Overview
The Translator's Preface to Crime and Punishment serves as a concise biographical introduction to Fyodor Dostoevsky, written by translator Constance Garnett to help English-language readers understand the life experiences that shaped his fiction. Rather than discussing the novel's plot or translation methodology, the preface focuses entirely on the formative events of Dostoevsky's life, from his impoverished childhood to his dramatic brush with execution and the years of suffering that followed.
Early Life and Literary Debut
Garnett begins by describing Dostoevsky's humble origins as the son of a doctor. His parents were deeply religious and hard-working but so poor that the family of seven lived in only two rooms. Despite always being sickly, Dostoevsky performed well at the Petersburg School of Engineering, where he began his first novel, Poor Folk. Published by the poet Nekrassov, the book was received with great acclaim, and the shy young author became an overnight celebrity. However, this promising start was abruptly cut short by his arrest in 1849.

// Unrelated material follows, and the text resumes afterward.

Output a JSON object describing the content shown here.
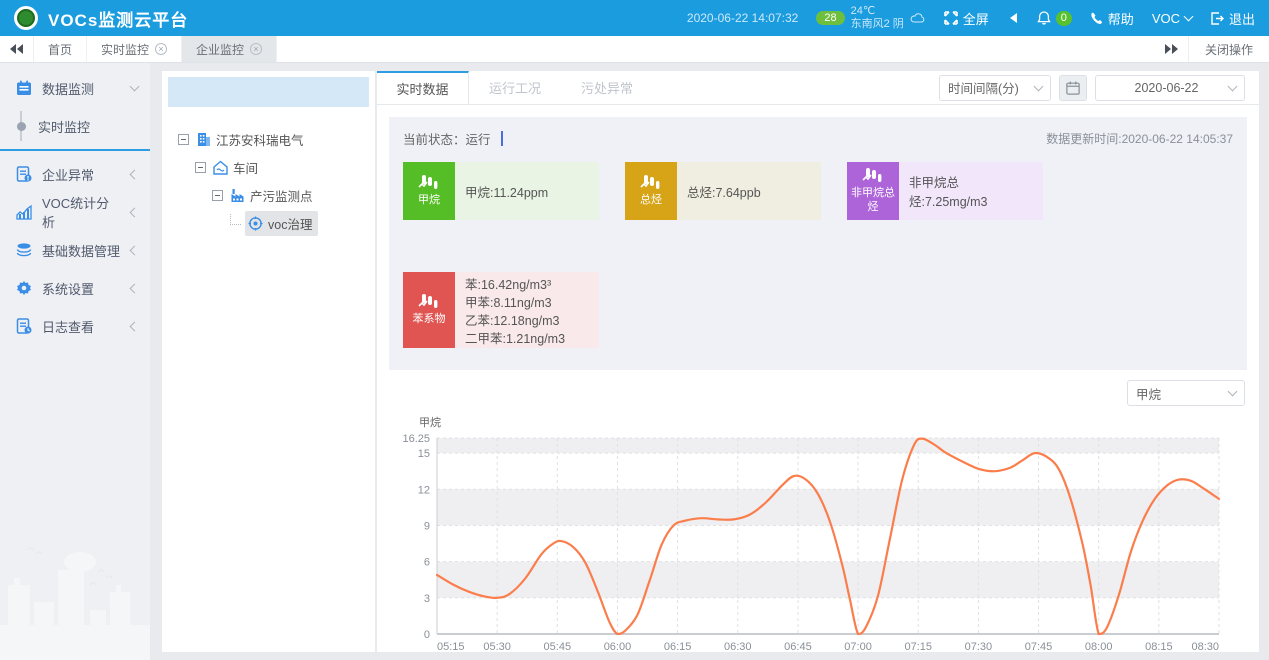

The Mock Execution and Imprisonment
The most powerful passage in the preface recounts Dostoevsky's near-execution. Though he was neither a revolutionary by temperament nor conviction, he belonged to a small reading circle that discussed the works of Fourier and Proudhon. Under Tsar Nicholas I, this was enough to warrant a death sentence. Dostoevsky and twenty-one others were led to Semyonovsky Square to be shot. The preface includes his own harrowing letter to his brother Mihail, describing the white execution shirts, the binding to stakes, and the last-moment reprieve when the troops beat a tattoo and the prisoners learned the Tsar had commuted their sentences to hard labor. One fellow prisoner, Grigoryev, went permanently insane from the ordeal.
Later Years and Legacy
Garnett traces the lasting impact of this trauma on Dostoevsky's mind and work. Four years of penal servitude among common criminals in Siberia followed, during which he began The Dead House and developed severe epilepsy. After returning to Russia in 1859, he faced repeated censorship of his journals, the deaths of his first wife and brother, crushing debt, and the pressure of writing at relentless speed. The preface notes that the later years were softened by his devoted second wife. Dostoevsky's famous 1880 speech at the Pushkin monument unveiling brought him extraordinary public adoration, and his funeral shortly after drew mourners who "gave the hapless man the funeral of a king." The preface closes with a Russian critic's tribute describing Dostoevsky as one whose suffering granted him a "wisdom of the heart" that readers seek in order to learn how to live.